Войной опалённая память - страница 18



Полтора месяца назад Петр Макей выводил окруженцев из леса возле Блащитника. Было 14 бойцов, среди них узнал майора, у которого служил в 39-ом году под Белостоком в артиллерийском полку. Сколько было радости от встречи. Но опасность рядом. Кое-что заместили вражеские осведомители, скоро напомнят о тайных встречах и проводах наших армейцев. Но что поделаешь, помогать надо нашим защитникам. Тяжелый вздох вырвался у меня из груди. Внимательно слушавшие меня в темноте муж с женой зашевелились, стали успокаивать. Ольга принесла воды.

– Иван Захарович, – продолжала я. – Положение наше очень сложное и трудное, а у меня в особенности. Полиция считает, что Иосиф Иосифович оставлен в тылу с районными властями для организации подпольной и партизанской борьбы. Есть донос в Гресскую комендатуру. У меня делают обыски и засады. Семья приговорена к расстрелу. Ваш племянник по жене Костик Сивец служит в полиции. Через него вам надо входить в доверие властям. Расскажите ему о гибели моего мужа – это спасет мою семью. Он, конечно же, донесет начальнику полиции Степану Илясову и так дойдет до комендатуры Гресска. Ослабят наблюдение и репрессии.

– Как он, подлец, попал в полицию, как он, сопляк, мог предаться? – искренне возмущался и недоумевал Г уринович, направляя свой гнев, конечно же, в сторону жены. Это был ее племянник. Но гневные взоры его в подвале в сплошной темноте рассмотреть было невозможно. – Высунусь отсюда, снесут голову и коммунисту и его племяннику. Хорошо надо продумать, как все это использовать.

– Вылезать надо из норы и браться за оружие, – твердо и наставительно отрезала жена Гуриновича. Было ясно, что у них это не первый разговор на эту тему. – Если бы здесь был Иосиф – это организатор и вожак. За ним пошли бы все, вставил мысль секретарь сельсовета.

– Сложили головы наши мужья и братья на передовой фронта. Здесь гибнут невинные мирные люди, особенно семьи активистов и коммунистов. Бороться и только бороться – иначе перестреляют поодиночке, – произнесла я в заключение и поднялась уходить.

На улице темень. Расстояние около пяти километров. Голова кружилась, подступала тошнота от потрясений. Усталая, надломленная и опустошенная я напрямик, через лес, чтобы не встретить полицаев, поплелась домой.

Муж погиб под Брянском на берегу Дисны, на глазах у своего соратника. А у дома моего засада, ждут его… Живы ли дети?

Как-то утром летом 1942 года я пошла набрать воды в колодец, колодец во дворе в виде журавля, сруб обшит досками.
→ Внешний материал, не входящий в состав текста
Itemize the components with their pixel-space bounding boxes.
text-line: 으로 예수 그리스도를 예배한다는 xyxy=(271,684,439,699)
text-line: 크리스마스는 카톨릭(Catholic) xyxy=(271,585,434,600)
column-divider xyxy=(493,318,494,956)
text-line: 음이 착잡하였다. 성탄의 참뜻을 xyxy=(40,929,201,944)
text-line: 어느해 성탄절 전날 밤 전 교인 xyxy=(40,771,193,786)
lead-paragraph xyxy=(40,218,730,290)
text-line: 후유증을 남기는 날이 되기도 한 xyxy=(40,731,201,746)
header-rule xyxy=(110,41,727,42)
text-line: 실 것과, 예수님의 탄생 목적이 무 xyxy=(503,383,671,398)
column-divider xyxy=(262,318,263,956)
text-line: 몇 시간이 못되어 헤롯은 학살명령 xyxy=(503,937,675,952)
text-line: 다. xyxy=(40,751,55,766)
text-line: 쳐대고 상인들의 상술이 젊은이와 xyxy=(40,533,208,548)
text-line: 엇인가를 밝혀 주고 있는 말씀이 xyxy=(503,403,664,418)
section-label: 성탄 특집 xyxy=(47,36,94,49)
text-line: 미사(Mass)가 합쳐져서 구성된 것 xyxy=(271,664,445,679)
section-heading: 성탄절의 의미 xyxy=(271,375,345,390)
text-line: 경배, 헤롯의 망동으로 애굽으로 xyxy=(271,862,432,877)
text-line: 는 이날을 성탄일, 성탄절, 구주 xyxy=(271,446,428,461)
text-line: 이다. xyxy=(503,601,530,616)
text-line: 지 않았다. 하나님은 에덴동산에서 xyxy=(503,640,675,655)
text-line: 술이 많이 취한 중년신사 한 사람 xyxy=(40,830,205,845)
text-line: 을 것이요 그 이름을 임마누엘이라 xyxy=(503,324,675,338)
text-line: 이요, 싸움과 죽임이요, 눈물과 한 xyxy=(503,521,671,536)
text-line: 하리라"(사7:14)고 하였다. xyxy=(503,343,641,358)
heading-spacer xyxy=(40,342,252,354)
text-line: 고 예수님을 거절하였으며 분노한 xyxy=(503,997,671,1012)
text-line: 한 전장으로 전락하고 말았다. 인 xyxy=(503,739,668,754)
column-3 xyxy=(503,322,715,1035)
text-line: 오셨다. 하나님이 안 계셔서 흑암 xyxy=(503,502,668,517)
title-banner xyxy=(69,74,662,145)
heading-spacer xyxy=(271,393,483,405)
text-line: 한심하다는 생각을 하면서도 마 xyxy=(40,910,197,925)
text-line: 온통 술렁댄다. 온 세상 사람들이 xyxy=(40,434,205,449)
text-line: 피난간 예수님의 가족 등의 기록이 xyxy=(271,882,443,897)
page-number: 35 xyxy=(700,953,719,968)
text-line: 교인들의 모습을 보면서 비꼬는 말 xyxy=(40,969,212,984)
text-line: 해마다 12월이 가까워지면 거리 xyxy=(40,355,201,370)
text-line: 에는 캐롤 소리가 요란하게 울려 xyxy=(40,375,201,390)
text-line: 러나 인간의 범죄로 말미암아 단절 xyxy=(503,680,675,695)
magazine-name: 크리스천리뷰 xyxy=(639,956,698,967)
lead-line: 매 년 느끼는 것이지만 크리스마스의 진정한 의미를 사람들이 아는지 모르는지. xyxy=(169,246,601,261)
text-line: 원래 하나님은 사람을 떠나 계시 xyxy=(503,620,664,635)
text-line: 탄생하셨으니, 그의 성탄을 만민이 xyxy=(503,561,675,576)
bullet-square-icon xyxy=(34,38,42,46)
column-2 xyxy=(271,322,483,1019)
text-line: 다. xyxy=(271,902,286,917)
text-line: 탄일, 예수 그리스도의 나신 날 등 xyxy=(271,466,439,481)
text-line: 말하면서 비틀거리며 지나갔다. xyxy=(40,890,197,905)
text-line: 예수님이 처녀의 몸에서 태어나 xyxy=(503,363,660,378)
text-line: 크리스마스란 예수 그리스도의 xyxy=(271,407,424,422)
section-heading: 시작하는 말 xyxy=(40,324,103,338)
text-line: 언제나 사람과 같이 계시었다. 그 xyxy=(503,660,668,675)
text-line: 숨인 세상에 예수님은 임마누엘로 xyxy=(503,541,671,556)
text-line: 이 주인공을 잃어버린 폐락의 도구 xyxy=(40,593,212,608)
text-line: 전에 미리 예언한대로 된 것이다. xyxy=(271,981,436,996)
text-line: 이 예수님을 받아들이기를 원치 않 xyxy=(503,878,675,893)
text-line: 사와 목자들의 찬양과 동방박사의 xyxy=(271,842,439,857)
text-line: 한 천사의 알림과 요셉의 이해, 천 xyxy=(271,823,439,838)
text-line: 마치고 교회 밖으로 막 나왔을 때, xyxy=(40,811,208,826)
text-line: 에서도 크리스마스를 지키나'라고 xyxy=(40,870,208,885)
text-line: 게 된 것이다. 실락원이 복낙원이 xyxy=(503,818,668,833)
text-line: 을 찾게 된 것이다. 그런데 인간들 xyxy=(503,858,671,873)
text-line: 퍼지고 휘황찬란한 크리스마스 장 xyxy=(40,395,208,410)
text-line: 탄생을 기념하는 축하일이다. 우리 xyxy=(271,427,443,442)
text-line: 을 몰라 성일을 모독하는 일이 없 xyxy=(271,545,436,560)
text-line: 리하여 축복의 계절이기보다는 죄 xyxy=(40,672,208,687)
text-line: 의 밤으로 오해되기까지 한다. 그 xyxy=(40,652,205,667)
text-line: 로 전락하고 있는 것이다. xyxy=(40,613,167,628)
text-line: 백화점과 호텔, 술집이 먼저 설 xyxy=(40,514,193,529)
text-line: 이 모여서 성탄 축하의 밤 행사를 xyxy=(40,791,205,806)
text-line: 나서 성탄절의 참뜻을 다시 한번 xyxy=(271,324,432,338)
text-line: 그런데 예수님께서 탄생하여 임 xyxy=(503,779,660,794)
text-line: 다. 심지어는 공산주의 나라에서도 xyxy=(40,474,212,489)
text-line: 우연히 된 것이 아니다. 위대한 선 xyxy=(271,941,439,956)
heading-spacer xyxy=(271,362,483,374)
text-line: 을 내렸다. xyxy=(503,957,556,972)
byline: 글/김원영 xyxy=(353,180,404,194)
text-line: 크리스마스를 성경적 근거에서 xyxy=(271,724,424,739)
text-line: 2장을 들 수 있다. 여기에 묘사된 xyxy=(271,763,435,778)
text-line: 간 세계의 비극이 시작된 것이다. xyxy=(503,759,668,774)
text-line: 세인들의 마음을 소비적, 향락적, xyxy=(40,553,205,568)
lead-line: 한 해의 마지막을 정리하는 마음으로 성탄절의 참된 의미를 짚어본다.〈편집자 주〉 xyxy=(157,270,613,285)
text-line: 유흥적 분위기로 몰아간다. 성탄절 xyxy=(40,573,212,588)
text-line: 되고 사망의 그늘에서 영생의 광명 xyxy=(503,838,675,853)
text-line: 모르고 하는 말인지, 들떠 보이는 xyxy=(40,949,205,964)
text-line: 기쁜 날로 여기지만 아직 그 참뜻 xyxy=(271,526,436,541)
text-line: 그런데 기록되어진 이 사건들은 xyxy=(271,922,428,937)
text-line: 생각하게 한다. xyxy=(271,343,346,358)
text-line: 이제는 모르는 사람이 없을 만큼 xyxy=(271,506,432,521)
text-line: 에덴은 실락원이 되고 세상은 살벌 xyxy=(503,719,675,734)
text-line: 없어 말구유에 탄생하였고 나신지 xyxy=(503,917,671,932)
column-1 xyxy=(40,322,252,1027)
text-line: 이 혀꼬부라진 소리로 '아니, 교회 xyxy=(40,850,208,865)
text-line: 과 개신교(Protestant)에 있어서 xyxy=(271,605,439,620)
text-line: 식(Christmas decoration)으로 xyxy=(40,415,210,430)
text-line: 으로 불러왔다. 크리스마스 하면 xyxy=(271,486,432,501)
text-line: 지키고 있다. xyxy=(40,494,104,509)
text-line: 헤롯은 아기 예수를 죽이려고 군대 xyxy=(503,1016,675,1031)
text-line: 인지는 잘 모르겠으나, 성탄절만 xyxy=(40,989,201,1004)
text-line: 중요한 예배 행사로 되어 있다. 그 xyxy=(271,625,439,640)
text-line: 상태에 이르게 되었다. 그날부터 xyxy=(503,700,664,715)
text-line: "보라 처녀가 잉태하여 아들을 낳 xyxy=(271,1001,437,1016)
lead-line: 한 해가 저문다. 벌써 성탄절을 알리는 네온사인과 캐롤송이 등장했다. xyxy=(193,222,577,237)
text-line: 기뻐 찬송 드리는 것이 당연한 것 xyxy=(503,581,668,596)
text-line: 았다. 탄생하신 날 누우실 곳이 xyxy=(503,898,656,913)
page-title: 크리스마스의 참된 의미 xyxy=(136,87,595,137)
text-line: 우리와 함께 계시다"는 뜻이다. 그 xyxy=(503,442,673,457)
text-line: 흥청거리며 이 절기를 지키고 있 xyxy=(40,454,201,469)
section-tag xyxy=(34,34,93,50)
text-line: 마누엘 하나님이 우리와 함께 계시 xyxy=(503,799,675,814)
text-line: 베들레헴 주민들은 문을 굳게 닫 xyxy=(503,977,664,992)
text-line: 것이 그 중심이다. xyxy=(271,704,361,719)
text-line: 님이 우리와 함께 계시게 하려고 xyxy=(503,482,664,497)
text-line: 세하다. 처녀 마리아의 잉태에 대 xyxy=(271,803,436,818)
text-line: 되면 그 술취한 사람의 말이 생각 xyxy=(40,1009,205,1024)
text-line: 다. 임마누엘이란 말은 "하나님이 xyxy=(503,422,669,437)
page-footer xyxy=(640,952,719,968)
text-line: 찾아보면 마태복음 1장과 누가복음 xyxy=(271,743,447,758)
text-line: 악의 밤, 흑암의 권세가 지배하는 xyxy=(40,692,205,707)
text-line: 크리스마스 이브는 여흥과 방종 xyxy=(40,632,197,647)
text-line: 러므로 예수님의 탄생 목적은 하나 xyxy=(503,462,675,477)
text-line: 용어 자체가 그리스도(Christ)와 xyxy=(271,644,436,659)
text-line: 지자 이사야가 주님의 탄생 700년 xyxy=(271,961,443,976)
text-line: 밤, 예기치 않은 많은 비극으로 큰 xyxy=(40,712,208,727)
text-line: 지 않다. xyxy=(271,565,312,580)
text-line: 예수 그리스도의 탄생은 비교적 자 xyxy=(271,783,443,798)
Но что меня поразило: гончак мужа Бушуй остервенело рвался на цепи, шерсть вздыблена, яростно брехал и сверкал глазами за дом, где рос люпин.

Дом близко подступал к лесу и я подумала, возможно волка учуял. Были у нас случаи нападения на живность, даже в сараи залазили. Я постучала ведром по обшивке колодца…

И вдруг вижу, из люпина поднимается из засады отряд полицаев во главе с Ильясовым. Тот подбежал ко мне, ударил прикладом, начал колотить, чвалил у колодца и рычит: – Что, мужа предупреждаешь, красная сволочь?

Дети с плачем выбежали из дома. Старшая София пряталась у родственников от угона в Германию.

– Щенят твоих перестреляю, «петуха» ночью пущу и заживо поджарим. Кто приходил прошлой ночью? Муж? Большевик твой? – Орал Илясов.

Опять мне стало понятно, что был донос.

– Какой муж, если он погиб под Брянском, – отвечаю ослабшим голосом. Рвет и мечет остервенелый фашист. Дети дрожат и жмутся ко мне. Вы же свои люди, уже год я о нем ничего не знаю, погиб он, есть свидетели и очевидцы – искренне говорила, полагая, что Антон Хурсевич и Костик Сивец остепенят своего начальника.